The COVID Hot Potato 6

Fri, 29 May 2020

This week: Healthcare professionals question why the evidence that shapes clinical guidance is not routinely shared with them. They highlight the challenge of adapting to frequent changes, express worries regarding the lack of transparency about the drivers behind high-level decision-making, and want to be better informed.

A Speech Therapist in an East England hospital highlights how frequently clinical guidance has been changing throughout the COVID-19 response, reporting that “there was a day where a guideline changed twice in the same day.” She says this has created worry in staff about the risks to healthcare professionals and patients, reporting that there is “worry as well that if something [in the guidance] suddenly takes a 180 degree turn, whether and what risk there has been to us and patients when we were doing it that way [before] and it’s now changed.”

A Clinical Director in a Liverpool hospital highlights possible political drivers for changing and often mixed messages, saying “there still seems to be this all-pervading lack of transparency going on.” He illustrates these issues by giving an example of the abrupt reversal of guidance to unlock some healthcare services: “So a week ago it was: ‘don’t open any clinics, don’t book any clinics.’ And then yesterday, it was: ‘you can open up your clinics.’”

Lack of transparency about what informs frequently changing guidance has negatively impacted the perceived trustworthiness of this guidance, and central decision-making in general: “If I’m honest, there is a little bit of mistrust…There is a sense of wondering how much of the guidance is influenced by things like the supply chain and political decisions that have to be made. Perhaps there is a little bit of cynicism.”

A Clinical Lead in a Midlands hospital commented that clear communication of why changes to guidance have been made and what further changes might follow would reduce stress when implementing such changes. She calls for “clarity of communication, of ‘this is not ideal, but it’s what we are going to do now, and as soon as we have got this we will do ‘X’, we will do the next thing’.”

A redeployed Pain Specialist Nurse in a London hospital emphasises the importance of linking guidance to evidence to improve healthcare professionals’ trust that the guidance will keep them and their patients safe: “Being in a scientific profession I think we want whatever decision is taken to be backed up by evidence. You know: ‘we’re doing this because it’s safest for the staff, it’s safest for the patient, and here is the evidence.’ Rather than: ‘we are doing this,’ without giving an explanation. Because you might think: ‘we are doing this because it’s economically more viable’.” 
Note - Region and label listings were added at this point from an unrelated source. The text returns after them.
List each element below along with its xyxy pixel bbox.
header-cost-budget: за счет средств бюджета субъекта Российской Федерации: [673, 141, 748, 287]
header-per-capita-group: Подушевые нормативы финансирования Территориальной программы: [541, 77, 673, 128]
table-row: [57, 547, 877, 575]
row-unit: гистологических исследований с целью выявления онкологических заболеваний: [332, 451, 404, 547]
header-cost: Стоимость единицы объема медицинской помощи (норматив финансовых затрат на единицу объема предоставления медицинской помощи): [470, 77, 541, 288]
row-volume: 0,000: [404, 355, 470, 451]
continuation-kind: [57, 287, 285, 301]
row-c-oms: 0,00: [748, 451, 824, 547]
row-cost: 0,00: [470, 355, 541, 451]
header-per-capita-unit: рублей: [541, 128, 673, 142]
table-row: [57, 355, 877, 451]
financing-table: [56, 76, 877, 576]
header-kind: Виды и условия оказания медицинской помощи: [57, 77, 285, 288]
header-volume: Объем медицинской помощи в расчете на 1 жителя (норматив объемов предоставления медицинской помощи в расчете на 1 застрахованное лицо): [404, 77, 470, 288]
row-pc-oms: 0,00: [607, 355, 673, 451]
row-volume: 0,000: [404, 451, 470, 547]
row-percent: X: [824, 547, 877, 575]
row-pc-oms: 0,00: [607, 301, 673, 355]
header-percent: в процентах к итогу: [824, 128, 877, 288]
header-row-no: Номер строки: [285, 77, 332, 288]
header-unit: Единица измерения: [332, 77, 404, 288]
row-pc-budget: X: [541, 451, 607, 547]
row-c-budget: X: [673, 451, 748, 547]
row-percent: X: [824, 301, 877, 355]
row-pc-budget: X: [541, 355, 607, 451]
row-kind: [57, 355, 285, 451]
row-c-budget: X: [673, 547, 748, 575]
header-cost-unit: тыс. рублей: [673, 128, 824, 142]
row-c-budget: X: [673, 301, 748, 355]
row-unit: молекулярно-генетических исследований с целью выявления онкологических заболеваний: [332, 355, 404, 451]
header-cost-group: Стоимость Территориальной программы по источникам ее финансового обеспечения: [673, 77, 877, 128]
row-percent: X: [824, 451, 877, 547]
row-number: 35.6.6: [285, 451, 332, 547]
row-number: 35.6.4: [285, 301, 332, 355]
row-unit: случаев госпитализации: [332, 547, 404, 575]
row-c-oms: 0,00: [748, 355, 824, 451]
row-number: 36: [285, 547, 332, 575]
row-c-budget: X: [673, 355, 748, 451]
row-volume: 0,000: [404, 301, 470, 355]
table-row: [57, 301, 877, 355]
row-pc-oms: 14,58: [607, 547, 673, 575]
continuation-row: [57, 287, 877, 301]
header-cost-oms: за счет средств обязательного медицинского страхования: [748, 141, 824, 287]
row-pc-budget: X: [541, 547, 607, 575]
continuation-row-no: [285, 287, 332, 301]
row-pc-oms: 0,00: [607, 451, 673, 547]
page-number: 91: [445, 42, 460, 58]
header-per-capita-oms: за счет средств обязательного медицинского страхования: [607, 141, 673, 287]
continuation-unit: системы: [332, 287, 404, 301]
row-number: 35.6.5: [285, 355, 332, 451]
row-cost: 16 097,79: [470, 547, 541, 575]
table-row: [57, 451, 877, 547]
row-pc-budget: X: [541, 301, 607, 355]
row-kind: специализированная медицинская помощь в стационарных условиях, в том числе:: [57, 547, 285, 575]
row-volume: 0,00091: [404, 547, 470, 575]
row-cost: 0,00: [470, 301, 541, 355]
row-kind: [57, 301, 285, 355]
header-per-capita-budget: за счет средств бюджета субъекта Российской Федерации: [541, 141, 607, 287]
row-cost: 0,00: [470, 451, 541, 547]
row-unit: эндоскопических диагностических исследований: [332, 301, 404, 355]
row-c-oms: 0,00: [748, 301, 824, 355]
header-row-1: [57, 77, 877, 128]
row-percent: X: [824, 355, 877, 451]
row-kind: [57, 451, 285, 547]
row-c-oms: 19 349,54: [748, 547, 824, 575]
                                                                

NOTE: The NIHR Health Protection Research Unit in Emerging and Zoonotic Infections brings together internationally leading researchers from the University of Liverpool, University of Oxford, Liverpool School of Tropical Medicine, and Public Health England. 

We are conducting an MRC-Funded project to understand the dynamics of policy development and healthcare professionals’ behaviour in the UK during the COVID-19 pandemic. We have a targeted panel of healthcare professionals, with whom we regularly speak, to capture their experiences and reactions over the course of the outbreak. They include clinical leads, junior doctors, and nurses in HCID units, Emergency departments, intensive therapy units, medical wards, neonatal units and GP surgeries.

We have previously identified emerging issues around PPE challenges, the need for testing of healthcare professionals, and the need for mental health support for staff on the frontline, all of which were fed back to Government Advisory Panels, and proved to be important in decision-making.